Among other objectives, we designed this phase to generate the underlying data to create a benefits package simulator. Our clients would be able to adjust benefits in the simulator, and view the results in terms of employee acceptance of various package configurations – to determine optimal configurations at varying overall cost levels. Pretty cool, right?
In addition, there were a lot of great findings brought to light:
- Employees at different levels had different perceptions of risk: officers and management felt much more secure in their financial future at the company, and thought benefits were great; other staff had a different perception, and were willing to risk higher long term expenses to avoid short term costs. It’s no surprise that lower compensated staff were more focused on keeping monthly bills down, and more keenly aware of annual increases in rates.
- Employees had always reported to management (and to HR) that they understood the company’s HSA health plan, which was much less expensive for the company to offer. However, deeper questioning demonstrated fundamental misunderstandings about how the plan worked, and this deterred many employees from choosing it. Here’s a choice quote:
“I don't know how this worked and no one knew how to explain it to me when I was choosing my plan so I went with the other one which is the one everyone understood.”
- Employees wanted more communication and weren’t getting it.
- Employees had clear priorities on which benefits were most important, starting with medical insurance and 401k, and clear ideas of which they could reduce or live without.
Not surprisingly, it turns out that employees, like all of us, want it all: more benefits and lower costs. But a well-designed research trade-off analysis can tease out exactly what is most important and where reductions can be made without impacting overall employee morale and still achieving the needed cost savings for the organization. For our client, this information was gold:
- The employees initially expressed that they wanted (even demanded) health plan choice, but once they understood it raised overall costs, only a minority continued to say choice was important to them.
- Employees were willing to pay their own dental premium, receive a reduction in their 401K match from 6 percent to 4 percent, and/or receive a reduction in profit sharing discretionary contribution from the current calculation, if it meant that other benefit levels would stay intact.

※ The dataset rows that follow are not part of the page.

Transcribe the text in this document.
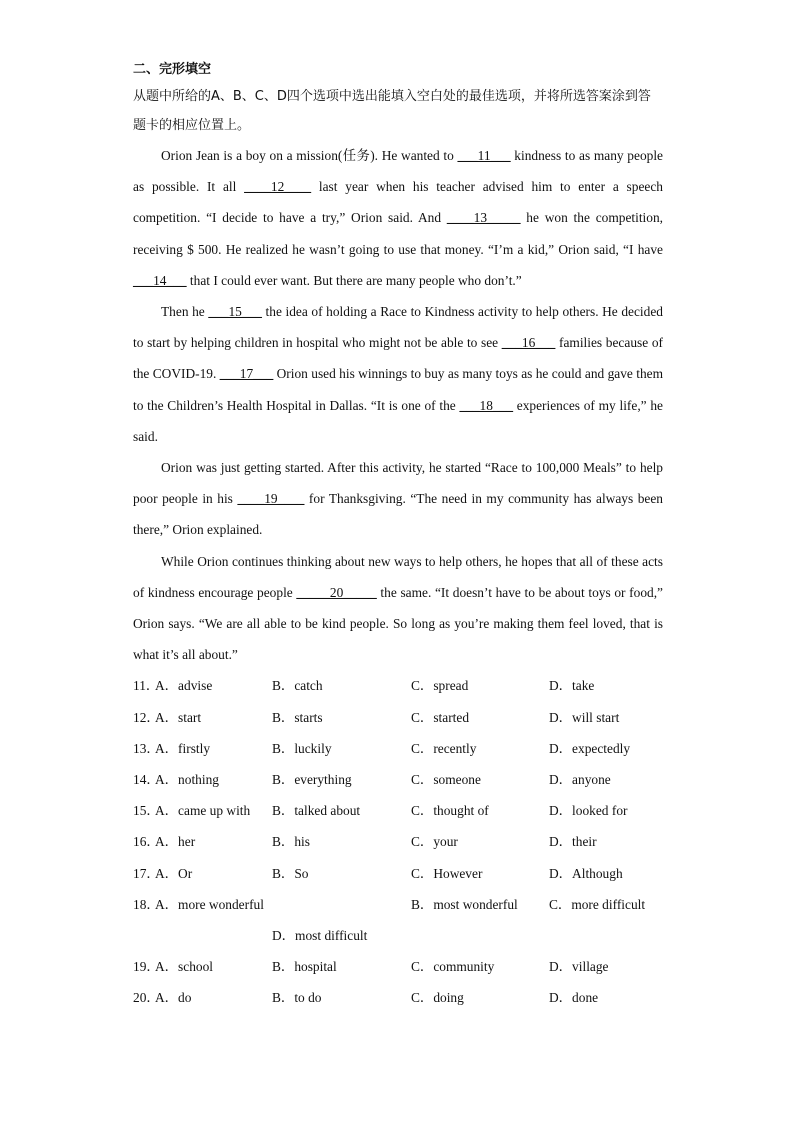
二、完形填空

从题中所给的A、B、C、D四个选项中选出能填入空白处的最佳选项，并将所选答案涂到答题卡的相应位置上。

Orion Jean is a boy on a mission(任务). He wanted to ___11___ kindness to as many people as possible. It all ____12____ last year when his teacher advised him to enter a speech competition. “I decide to have a try,” Orion said. And ____13_____ he won the competition, receiving $ 500. He realized he wasn’t going to use that money. “I’m a kid,” Orion said, “I have ___14___ that I could ever want. But there are many people who don’t.”

Then he ___15___ the idea of holding a Race to Kindness activity to help others. He decided to start by helping children in hospital who might not be able to see ___16___ families because of the COVID-19. ___17___ Orion used his winnings to buy as many toys as he could and gave them to the Children’s Health Hospital in Dallas. “It is one of the ___18___ experiences of my life,” he said.

Orion was just getting started. After this activity, he started “Race to 100,000 Meals” to help poor people in his ____19____ for Thanksgiving. “The need in my community has always been there,” Orion explained.

While Orion continues thinking about new ways to help others, he hopes that all of these acts of kindness encourage people _____20_____ the same. “It doesn’t have to be about toys or food,” Orion says. “We are all able to be kind people. So long as you’re making them feel loved, that is what it’s all about.”

11．
A．advise	B．catch	C．spread	D．take
12．
A．start	B．starts	C．started	D．will start
13．
A．firstly	B．luckily	C．recently	D．expectedly
14．
A．nothing	B．everything	C．someone	D．anyone
15．
A．came up with B．talked about	C．thought of	D．looked for
16．
A．her	B．his	C．your	D．their
17．
A．Or	B．So	C．However	D．Although
18．
A．more wonderful	B．most wonderful C．more difficult
D．most difficult
19．
A．school	B．hospital	C．community	D．village
20．
A．do	B．to do	C．doing	D．done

- Employees wanted much more communication about how their benefit package could help them plan for their future and protect their family financially.
- There was fear and uncertainty surrounding the HSA health plan, centered around a perceived lack of coverage, and a fundamental misunderstanding about the product being inferior or offering less protection for their family.

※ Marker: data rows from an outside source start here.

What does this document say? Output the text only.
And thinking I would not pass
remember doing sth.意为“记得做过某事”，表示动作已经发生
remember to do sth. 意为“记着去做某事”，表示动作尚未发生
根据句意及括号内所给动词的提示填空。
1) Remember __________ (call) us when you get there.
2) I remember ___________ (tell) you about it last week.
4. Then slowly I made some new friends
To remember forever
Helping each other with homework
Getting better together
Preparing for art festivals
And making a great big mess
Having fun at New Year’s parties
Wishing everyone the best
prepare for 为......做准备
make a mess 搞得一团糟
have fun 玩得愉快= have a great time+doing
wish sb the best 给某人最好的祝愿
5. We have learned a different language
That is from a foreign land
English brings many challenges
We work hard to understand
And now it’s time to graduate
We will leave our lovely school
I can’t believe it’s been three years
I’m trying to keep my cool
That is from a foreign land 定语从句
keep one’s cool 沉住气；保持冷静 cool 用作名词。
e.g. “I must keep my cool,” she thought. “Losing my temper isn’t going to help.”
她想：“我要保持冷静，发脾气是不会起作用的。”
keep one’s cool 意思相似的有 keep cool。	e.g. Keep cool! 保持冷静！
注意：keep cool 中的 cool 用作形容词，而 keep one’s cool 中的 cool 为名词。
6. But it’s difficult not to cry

- Health plan findings were especially significant:
- Health plan premium increases of up to 15 percent would be tolerated by employees; providing it was accompanied by a larger company HSA contribution.
- Monthly premiums accounted for a third of the total decision on which plan to choose.
- The type of plan accounted for more than a quarter of the decision, followed by deductible.
- Yearly out of pocket maximums accounted for 14 percent of the decision and co-insurance accounted for only 10 percent of the total decision.